# What is the "free charge" in Langmuir oscillations for T>0?

• A
Gold Member
Summary:
Cold Langmuir waves have dielectric constant given by ##\epsilon (\omega) = \epsilon_0 ( 1 - \frac{\omega_{pe}^2}{\omega^2})##. This implies the existence of a free charge ##\rho_f = \nabla \cdot (\epsilon \vec{E})##. In this picture, the electrons' and ions' displacement are considered part of the bound charge. So what is this unaccounted free charge in reality?
I did a homework problem in plasma physics recently, and got the right answer (I already submitted the assignment, that's why I didn't put this in the homework subforum), but I had to introduce a new charge density term that doesn't seem to actually exist (but it's zero at T=0). The problem was to derive the dielectric constant ##\epsilon(\omega)## for cold Langmuir waves (as a function of ##\omega##, so the answer isn't automatically 0) such that ##\nabla \cdot (\epsilon \vec{E}) = 0 ##.

I took the approach of assuming a non-zero free charge ("free charge" here is defined in the sense of free vs bound charges, as discussed in Griffiths Ch 4 and Jackson Ch 4).

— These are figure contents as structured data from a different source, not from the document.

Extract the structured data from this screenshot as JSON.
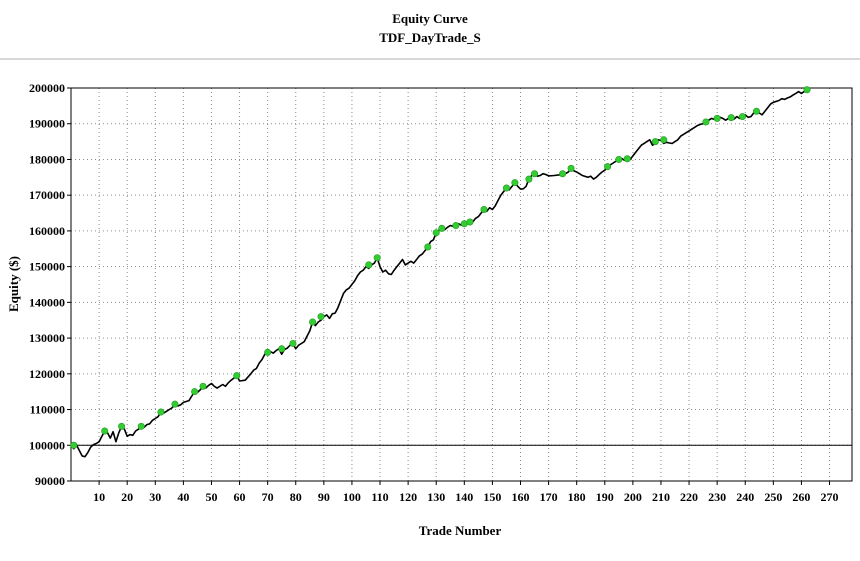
{
  "chart_data": {
    "type": "line",
    "title": "Equity Curve",
    "subtitle": "TDF_DayTrade_S",
    "xlabel": "Trade Number",
    "ylabel": "Equity ($)",
    "xlim": [
      0,
      278
    ],
    "ylim": [
      90000,
      200000
    ],
    "xticks": [
      10,
      20,
      30,
      40,
      50,
      60,
      70,
      80,
      90,
      100,
      110,
      120,
      130,
      140,
      150,
      160,
      170,
      180,
      190,
      200,
      210,
      220,
      230,
      240,
      250,
      260,
      270
    ],
    "yticks": [
      90000,
      100000,
      110000,
      120000,
      130000,
      140000,
      150000,
      160000,
      170000,
      180000,
      190000,
      200000
    ],
    "baseline": 100000,
    "grid": true,
    "colors": {
      "line": "#000000",
      "highs": "#33cc33",
      "grid": "#8a8a8a"
    },
    "series": [
      {
        "values": [
          [
            0,
            100000
          ],
          [
            1,
            99000
          ],
          [
            2,
            100000
          ],
          [
            4,
            97000
          ],
          [
            5,
            96800
          ],
          [
            6,
            98000
          ],
          [
            7,
            99500
          ],
          [
            8,
            100200
          ],
          [
            9,
            100500
          ],
          [
            10,
            101000
          ],
          [
            11,
            102500
          ],
          [
            12,
            104000
          ],
          [
            13,
            103500
          ],
          [
            14,
            102000
          ],
          [
            15,
            103800
          ],
          [
            16,
            101000
          ],
          [
            17,
            103500
          ],
          [
            18,
            105300
          ],
          [
            19,
            104500
          ],
          [
            20,
            102500
          ],
          [
            21,
            103000
          ],
          [
            22,
            102800
          ],
          [
            23,
            104000
          ],
          [
            24,
            104500
          ],
          [
            25,
            105300
          ],
          [
            26,
            105000
          ],
          [
            27,
            105800
          ],
          [
            28,
            106000
          ],
          [
            29,
            107000
          ],
          [
            30,
            107500
          ],
          [
            31,
            108000
          ],
          [
            32,
            109300
          ],
          [
            33,
            109000
          ],
          [
            34,
            109500
          ],
          [
            35,
            110000
          ],
          [
            36,
            110500
          ],
          [
            37,
            111500
          ],
          [
            38,
            111000
          ],
          [
            39,
            111300
          ],
          [
            40,
            112000
          ],
          [
            42,
            112500
          ],
          [
            43,
            113800
          ],
          [
            44,
            115000
          ],
          [
            45,
            114800
          ],
          [
            46,
            115500
          ],
          [
            47,
            116500
          ],
          [
            48,
            116000
          ],
          [
            49,
            116800
          ],
          [
            50,
            117300
          ],
          [
            51,
            116500
          ],
          [
            52,
            116000
          ],
          [
            54,
            117000
          ],
          [
            55,
            116500
          ],
          [
            56,
            117500
          ],
          [
            57,
            118200
          ],
          [
            58,
            118800
          ],
          [
            59,
            119500
          ],
          [
            60,
            118000
          ],
          [
            62,
            118200
          ],
          [
            64,
            120000
          ],
          [
            65,
            121000
          ],
          [
            66,
            121500
          ],
          [
            67,
            123000
          ],
          [
            68,
            124000
          ],
          [
            69,
            125500
          ],
          [
            70,
            126000
          ],
          [
            71,
            126200
          ],
          [
            72,
            125800
          ],
          [
            73,
            126500
          ],
          [
            74,
            127000
          ],
          [
            75,
            125500
          ],
          [
            76,
            126800
          ],
          [
            77,
            127200
          ],
          [
            78,
            128000
          ],
          [
            79,
            128500
          ],
          [
            80,
            127000
          ],
          [
            81,
            128000
          ],
          [
            82,
            128500
          ],
          [
            83,
            129000
          ],
          [
            84,
            130500
          ],
          [
            85,
            132000
          ],
          [
            86,
            134500
          ],
          [
            87,
            133500
          ],
          [
            88,
            134500
          ],
          [
            89,
            135000
          ],
          [
            90,
            136000
          ],
          [
            91,
            136500
          ],
          [
            92,
            135500
          ],
          [
            93,
            136800
          ],
          [
            94,
            137000
          ],
          [
            95,
            138500
          ],
          [
            96,
            140500
          ],
          [
            97,
            142500
          ],
          [
            98,
            143500
          ],
          [
            99,
            144000
          ],
          [
            100,
            145000
          ],
          [
            101,
            146000
          ],
          [
            102,
            147500
          ],
          [
            103,
            148500
          ],
          [
            104,
            149000
          ],
          [
            105,
            150000
          ],
          [
            106,
            149500
          ],
          [
            107,
            150500
          ],
          [
            108,
            151000
          ],
          [
            109,
            152500
          ],
          [
            110,
            150000
          ],
          [
            111,
            148500
          ],
          [
            112,
            149000
          ],
          [
            113,
            148000
          ],
          [
            114,
            147800
          ],
          [
            115,
            149000
          ],
          [
            116,
            150000
          ],
          [
            117,
            151000
          ],
          [
            118,
            152000
          ],
          [
            119,
            150500
          ],
          [
            120,
            151000
          ],
          [
            121,
            151500
          ],
          [
            122,
            151000
          ],
          [
            123,
            152000
          ],
          [
            124,
            153000
          ],
          [
            125,
            153500
          ],
          [
            126,
            154500
          ],
          [
            127,
            155500
          ],
          [
            128,
            157000
          ],
          [
            129,
            157500
          ],
          [
            130,
            159500
          ],
          [
            131,
            160200
          ],
          [
            132,
            160700
          ],
          [
            133,
            160300
          ],
          [
            134,
            161000
          ],
          [
            135,
            161500
          ],
          [
            136,
            161300
          ],
          [
            137,
            161500
          ],
          [
            138,
            162000
          ],
          [
            139,
            161600
          ],
          [
            140,
            162000
          ],
          [
            141,
            162500
          ],
          [
            142,
            161800
          ],
          [
            143,
            162500
          ],
          [
            144,
            163500
          ],
          [
            145,
            164000
          ],
          [
            146,
            165000
          ],
          [
            147,
            166000
          ],
          [
            148,
            165500
          ],
          [
            149,
            166500
          ],
          [
            150,
            166000
          ],
          [
            151,
            167000
          ],
          [
            152,
            168500
          ],
          [
            153,
            170000
          ],
          [
            154,
            171000
          ],
          [
            155,
            172000
          ],
          [
            156,
            171500
          ],
          [
            157,
            172500
          ],
          [
            158,
            173500
          ],
          [
            159,
            172500
          ],
          [
            160,
            171700
          ],
          [
            161,
            171800
          ],
          [
            162,
            172500
          ],
          [
            163,
            174500
          ],
          [
            164,
            175500
          ],
          [
            165,
            176000
          ],
          [
            166,
            175300
          ],
          [
            167,
            175500
          ],
          [
            168,
            176000
          ],
          [
            169,
            175800
          ],
          [
            170,
            175400
          ],
          [
            172,
            175500
          ],
          [
            174,
            175700
          ],
          [
            176,
            176000
          ],
          [
            177,
            176500
          ],
          [
            178,
            177500
          ],
          [
            179,
            176800
          ],
          [
            180,
            176500
          ],
          [
            181,
            176000
          ],
          [
            182,
            175500
          ],
          [
            184,
            175000
          ],
          [
            185,
            175300
          ],
          [
            186,
            174500
          ],
          [
            187,
            175000
          ],
          [
            188,
            175800
          ],
          [
            189,
            176500
          ],
          [
            190,
            177000
          ],
          [
            191,
            178000
          ],
          [
            192,
            178500
          ],
          [
            193,
            179000
          ],
          [
            194,
            179500
          ],
          [
            195,
            180000
          ],
          [
            196,
            180300
          ],
          [
            197,
            179800
          ],
          [
            198,
            180200
          ],
          [
            199,
            180000
          ],
          [
            200,
            181000
          ],
          [
            201,
            182000
          ],
          [
            202,
            183000
          ],
          [
            203,
            184000
          ],
          [
            204,
            184500
          ],
          [
            205,
            185000
          ],
          [
            206,
            185500
          ],
          [
            207,
            184000
          ],
          [
            208,
            184500
          ],
          [
            209,
            185500
          ],
          [
            210,
            185300
          ],
          [
            211,
            184500
          ],
          [
            212,
            184800
          ],
          [
            213,
            184600
          ],
          [
            214,
            184500
          ],
          [
            215,
            185000
          ],
          [
            216,
            185500
          ],
          [
            217,
            186500
          ],
          [
            218,
            187000
          ],
          [
            219,
            187500
          ],
          [
            220,
            188000
          ],
          [
            221,
            188500
          ],
          [
            222,
            189000
          ],
          [
            223,
            189500
          ],
          [
            224,
            189800
          ],
          [
            225,
            190000
          ],
          [
            226,
            190500
          ],
          [
            227,
            191000
          ],
          [
            228,
            191500
          ],
          [
            229,
            191200
          ],
          [
            230,
            191400
          ],
          [
            231,
            191800
          ],
          [
            232,
            191500
          ],
          [
            233,
            191000
          ],
          [
            234,
            191500
          ],
          [
            235,
            191700
          ],
          [
            236,
            191300
          ],
          [
            237,
            192000
          ],
          [
            238,
            191500
          ],
          [
            239,
            192000
          ],
          [
            240,
            192500
          ],
          [
            241,
            191800
          ],
          [
            242,
            192000
          ],
          [
            243,
            193000
          ],
          [
            244,
            193500
          ],
          [
            245,
            193000
          ],
          [
            246,
            192500
          ],
          [
            247,
            193500
          ],
          [
            248,
            194500
          ],
          [
            249,
            195500
          ],
          [
            250,
            196000
          ],
          [
            252,
            196500
          ],
          [
            253,
            197000
          ],
          [
            254,
            196800
          ],
          [
            255,
            197200
          ],
          [
            256,
            197500
          ],
          [
            257,
            198000
          ],
          [
            258,
            198500
          ],
          [
            259,
            199000
          ],
          [
            260,
            198500
          ],
          [
            261,
            199000
          ],
          [
            262,
            199500
          ]
        ]
      }
    ],
    "new_highs": [
      [
        1,
        100000
      ],
      [
        12,
        104000
      ],
      [
        18,
        105300
      ],
      [
        25,
        105300
      ],
      [
        32,
        109300
      ],
      [
        37,
        111500
      ],
      [
        44,
        115000
      ],
      [
        47,
        116500
      ],
      [
        59,
        119500
      ],
      [
        70,
        126000
      ],
      [
        75,
        127000
      ],
      [
        79,
        128500
      ],
      [
        86,
        134500
      ],
      [
        89,
        136000
      ],
      [
        106,
        150500
      ],
      [
        109,
        152500
      ],
      [
        127,
        155500
      ],
      [
        130,
        159500
      ],
      [
        132,
        160700
      ],
      [
        137,
        161500
      ],
      [
        140,
        162000
      ],
      [
        142,
        162500
      ],
      [
        147,
        166000
      ],
      [
        155,
        172000
      ],
      [
        158,
        173500
      ],
      [
        163,
        174500
      ],
      [
        165,
        176000
      ],
      [
        175,
        176000
      ],
      [
        178,
        177500
      ],
      [
        191,
        178000
      ],
      [
        195,
        180000
      ],
      [
        198,
        180200
      ],
      [
        208,
        185000
      ],
      [
        211,
        185500
      ],
      [
        226,
        190500
      ],
      [
        230,
        191500
      ],
      [
        235,
        191700
      ],
      [
        239,
        192000
      ],
      [
        244,
        193500
      ],
      [
        262,
        199500
      ]
    ]
  }
}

I took the bound charge to be the entire charge distribution in the plasma: $$\rho_b = e(n_i - n_e)$$ where ##n_i## is the density of ions (assumed to be singly-ionized) and ##n_e## is the density of electrons. So my macroscopic Poisson equation looks like: $$\nabla \cdot (\epsilon \vec{E}) = \rho_f$$

I then use the following perturbative approximation for small amplitude longitudinal waves in the plasma: $$n_i = n_0$$ $$n_e = n_0 + n_1$$ $$\vec{u} = u_1 \hat{k}$$ $$\vec{E} = E_1 \hat{k}$$
where ##\vec{u}## is the fluid flow velocity, and where all of the above quantities with subscript "1" (not 0) are written with exponential notation: $$\chi_1 = \tilde{\chi}_1 e^{i(\vec{k} \cdot \vec{x} - \omega t)}$$ where ##\chi## is any of the above quantities and ##\tilde{\chi}_1## is the complex amplitude of that quantity. So, for example, ##n_e = n_0 + \tilde{n}_1 e^{i(\vec{k} \cdot \vec{x} - \omega t)}##. Lastly, because these are small-oscillation waves, the perturbation scale is given by ##\frac{|\tilde{n}_1|}{n_0}##, and I only take up to first order.

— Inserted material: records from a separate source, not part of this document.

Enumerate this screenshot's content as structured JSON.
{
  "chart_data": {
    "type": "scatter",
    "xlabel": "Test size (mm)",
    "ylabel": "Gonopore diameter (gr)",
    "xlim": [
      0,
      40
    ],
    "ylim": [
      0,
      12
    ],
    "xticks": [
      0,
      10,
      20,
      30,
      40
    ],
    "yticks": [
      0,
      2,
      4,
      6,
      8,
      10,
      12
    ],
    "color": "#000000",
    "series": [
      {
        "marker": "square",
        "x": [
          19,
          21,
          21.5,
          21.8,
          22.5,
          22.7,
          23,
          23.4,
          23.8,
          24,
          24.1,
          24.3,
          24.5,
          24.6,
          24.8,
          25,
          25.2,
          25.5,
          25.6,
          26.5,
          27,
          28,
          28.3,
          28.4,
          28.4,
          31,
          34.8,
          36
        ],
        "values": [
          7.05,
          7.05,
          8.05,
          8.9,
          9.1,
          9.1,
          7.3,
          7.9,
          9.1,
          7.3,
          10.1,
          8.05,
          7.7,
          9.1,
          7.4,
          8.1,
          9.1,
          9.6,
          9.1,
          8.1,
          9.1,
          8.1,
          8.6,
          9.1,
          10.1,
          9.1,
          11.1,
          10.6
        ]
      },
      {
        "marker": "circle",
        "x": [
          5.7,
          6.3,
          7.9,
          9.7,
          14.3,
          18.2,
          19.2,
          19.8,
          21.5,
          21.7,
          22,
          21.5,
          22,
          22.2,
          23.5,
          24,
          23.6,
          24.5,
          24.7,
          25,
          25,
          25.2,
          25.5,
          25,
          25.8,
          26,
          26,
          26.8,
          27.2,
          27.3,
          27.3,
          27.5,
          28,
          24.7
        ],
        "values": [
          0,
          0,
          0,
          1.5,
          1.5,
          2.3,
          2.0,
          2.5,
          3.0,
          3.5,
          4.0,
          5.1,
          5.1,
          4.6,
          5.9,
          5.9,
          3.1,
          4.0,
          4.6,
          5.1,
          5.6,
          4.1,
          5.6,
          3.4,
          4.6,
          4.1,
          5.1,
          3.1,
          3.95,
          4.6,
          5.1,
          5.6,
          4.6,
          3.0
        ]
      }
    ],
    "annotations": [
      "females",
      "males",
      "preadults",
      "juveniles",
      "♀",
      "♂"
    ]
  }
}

With all that notation out of the way, the way my solution proceeded was to use my macroscopic Poisson equation ##\nabla \cdot \vec{E} = \frac{\rho_f}{\epsilon}## and combining it with the microscopic Poisson equation ##\nabla \cdot \vec{E} = \frac{e}{\epsilon_0} (n_i - n_e) + \frac{\rho_f}{\epsilon_0} ##, and plugging in the wave expansions to get $$\rho_f = \frac{\epsilon_r}{\epsilon_r - 1} en_1$$ where ##\epsilon_r = \epsilon / \epsilon_0##.

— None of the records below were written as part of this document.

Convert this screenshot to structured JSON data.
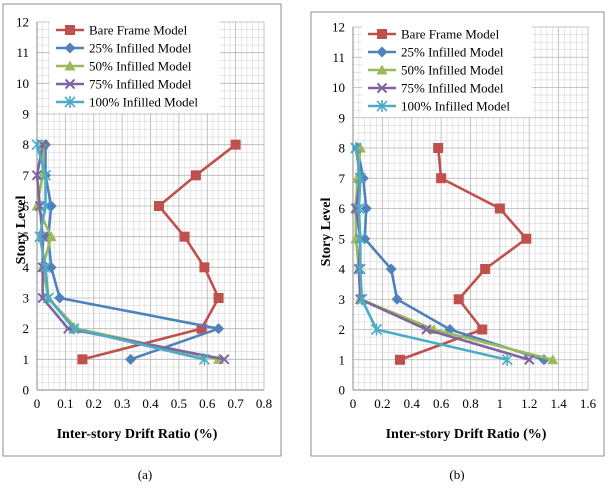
{
  "figure": {
    "caption_a": "(a)",
    "caption_b": "(b)"
  },
  "chart_data": [
    {
      "type": "line",
      "panel": "(a)",
      "xlabel": "Inter-story Drift Ratio (%)",
      "ylabel": "Story Level",
      "xlim": [
        0,
        0.8
      ],
      "ylim": [
        0,
        12
      ],
      "xticks": [
        "0",
        "0.1",
        "0.2",
        "0.3",
        "0.4",
        "0.5",
        "0.6",
        "0.7",
        "0.8"
      ],
      "yticks": [
        "0",
        "1",
        "2",
        "3",
        "4",
        "5",
        "6",
        "7",
        "8",
        "9",
        "10",
        "11",
        "12"
      ],
      "grid": true,
      "legend_position": "top",
      "series": [
        {
          "name": "Bare Frame Model",
          "color": "#c0504d",
          "marker": "square",
          "x": [
            0.16,
            0.58,
            0.64,
            0.59,
            0.52,
            0.43,
            0.56,
            0.7
          ],
          "y": [
            1,
            2,
            3,
            4,
            5,
            6,
            7,
            8
          ]
        },
        {
          "name": "25% Infilled Model",
          "color": "#4f81bd",
          "marker": "diamond",
          "x": [
            0.33,
            0.64,
            0.08,
            0.05,
            0.04,
            0.05,
            0.03,
            0.03
          ],
          "y": [
            1,
            2,
            3,
            4,
            5,
            6,
            7,
            8
          ]
        },
        {
          "name": "50% Infilled Model",
          "color": "#9bbb59",
          "marker": "triangle",
          "x": [
            0.64,
            0.14,
            0.04,
            0.02,
            0.05,
            0.0,
            0.02,
            0.02
          ],
          "y": [
            1,
            2,
            3,
            4,
            5,
            6,
            7,
            8
          ]
        },
        {
          "name": "75% Infilled Model",
          "color": "#8064a2",
          "marker": "x",
          "x": [
            0.66,
            0.11,
            0.02,
            0.02,
            0.02,
            0.01,
            0.0,
            0.02
          ],
          "y": [
            1,
            2,
            3,
            4,
            5,
            6,
            7,
            8
          ]
        },
        {
          "name": "100% Infilled Model",
          "color": "#4bacc6",
          "marker": "star",
          "x": [
            0.59,
            0.13,
            0.04,
            0.03,
            0.01,
            0.03,
            0.03,
            0.0
          ],
          "y": [
            1,
            2,
            3,
            4,
            5,
            6,
            7,
            8
          ]
        }
      ]
    },
    {
      "type": "line",
      "panel": "(b)",
      "xlabel": "Inter-story Drift Ratio (%)",
      "ylabel": "Story Level",
      "xlim": [
        0,
        1.6
      ],
      "ylim": [
        0,
        12
      ],
      "xticks": [
        "0",
        "0.2",
        "0.4",
        "0.6",
        "0.8",
        "1",
        "1.2",
        "1.4",
        "1.6"
      ],
      "yticks": [
        "0",
        "1",
        "2",
        "3",
        "4",
        "5",
        "6",
        "7",
        "8",
        "9",
        "10",
        "11",
        "12"
      ],
      "grid": true,
      "legend_position": "top",
      "series": [
        {
          "name": "Bare Frame Model",
          "color": "#c0504d",
          "marker": "square",
          "x": [
            0.32,
            0.88,
            0.72,
            0.9,
            1.18,
            1.0,
            0.6,
            0.58
          ],
          "y": [
            1,
            2,
            3,
            4,
            5,
            6,
            7,
            8
          ]
        },
        {
          "name": "25% Infilled Model",
          "color": "#4f81bd",
          "marker": "diamond",
          "x": [
            1.3,
            0.66,
            0.3,
            0.26,
            0.08,
            0.09,
            0.07,
            0.03
          ],
          "y": [
            1,
            2,
            3,
            4,
            5,
            6,
            7,
            8
          ]
        },
        {
          "name": "50% Infilled Model",
          "color": "#9bbb59",
          "marker": "triangle",
          "x": [
            1.36,
            0.55,
            0.05,
            0.04,
            0.02,
            0.02,
            0.03,
            0.05
          ],
          "y": [
            1,
            2,
            3,
            4,
            5,
            6,
            7,
            8
          ]
        },
        {
          "name": "75% Infilled Model",
          "color": "#8064a2",
          "marker": "x",
          "x": [
            1.2,
            0.5,
            0.05,
            0.04,
            0.05,
            0.02,
            0.05,
            0.02
          ],
          "y": [
            1,
            2,
            3,
            4,
            5,
            6,
            7,
            8
          ]
        },
        {
          "name": "100% Infilled Model",
          "color": "#4bacc6",
          "marker": "star",
          "x": [
            1.05,
            0.16,
            0.06,
            0.05,
            0.05,
            0.04,
            0.05,
            0.02
          ],
          "y": [
            1,
            2,
            3,
            4,
            5,
            6,
            7,
            8
          ]
        }
      ]
    }
  ]
}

From there, I use the adiabatic equation of state, continuity equation, and Cauchy momentum equation to this massive system of equations for ##\epsilon_r## and I successfully derive the well-known result $$\epsilon_r = 1 - \frac{\omega_{pe}^2}{\omega^2}$$ Since for Langmuir waves at T=0 we know that ##\omega = \omega_{pe}##, it follows that this free charge I made up is 0 at T=0. How am I supposed to interpret it at non-zero temperature? It has the form of a longitudinal wave that is larger in magnitude at 180deg out of phase with the bound charge density (makes sense for dieletric type behavior). But why does there exist a charge density *in addition to* the plasma itself? Did I make a bad ansatz?

Gold Member
Alright, I did some more thinking about this and noticed even at finite temperature, ##\rho_f = 0##.

I derived the dispersion relationship while taking ##\rho_f## to be non-zero, and ended up with: $$\omega^2 = \gamma v_{therm}^2 + \frac{\omega_{pe}^2}{1-\epsilon_r}$$

By comparison with the Bohm-Gross dispersion relationship $$\omega^2 = \gamma v_{therm}^2 + \omega_{pe}^2$$
we can conclude that ##\epsilon_r = 0## and therefore that ##\rho_f = \nabla \cdot (\epsilon \vec{E}) = 0##

This settles it that the solution I came up with where I introduced a free charge is just a hack and there's no deeper significance to it.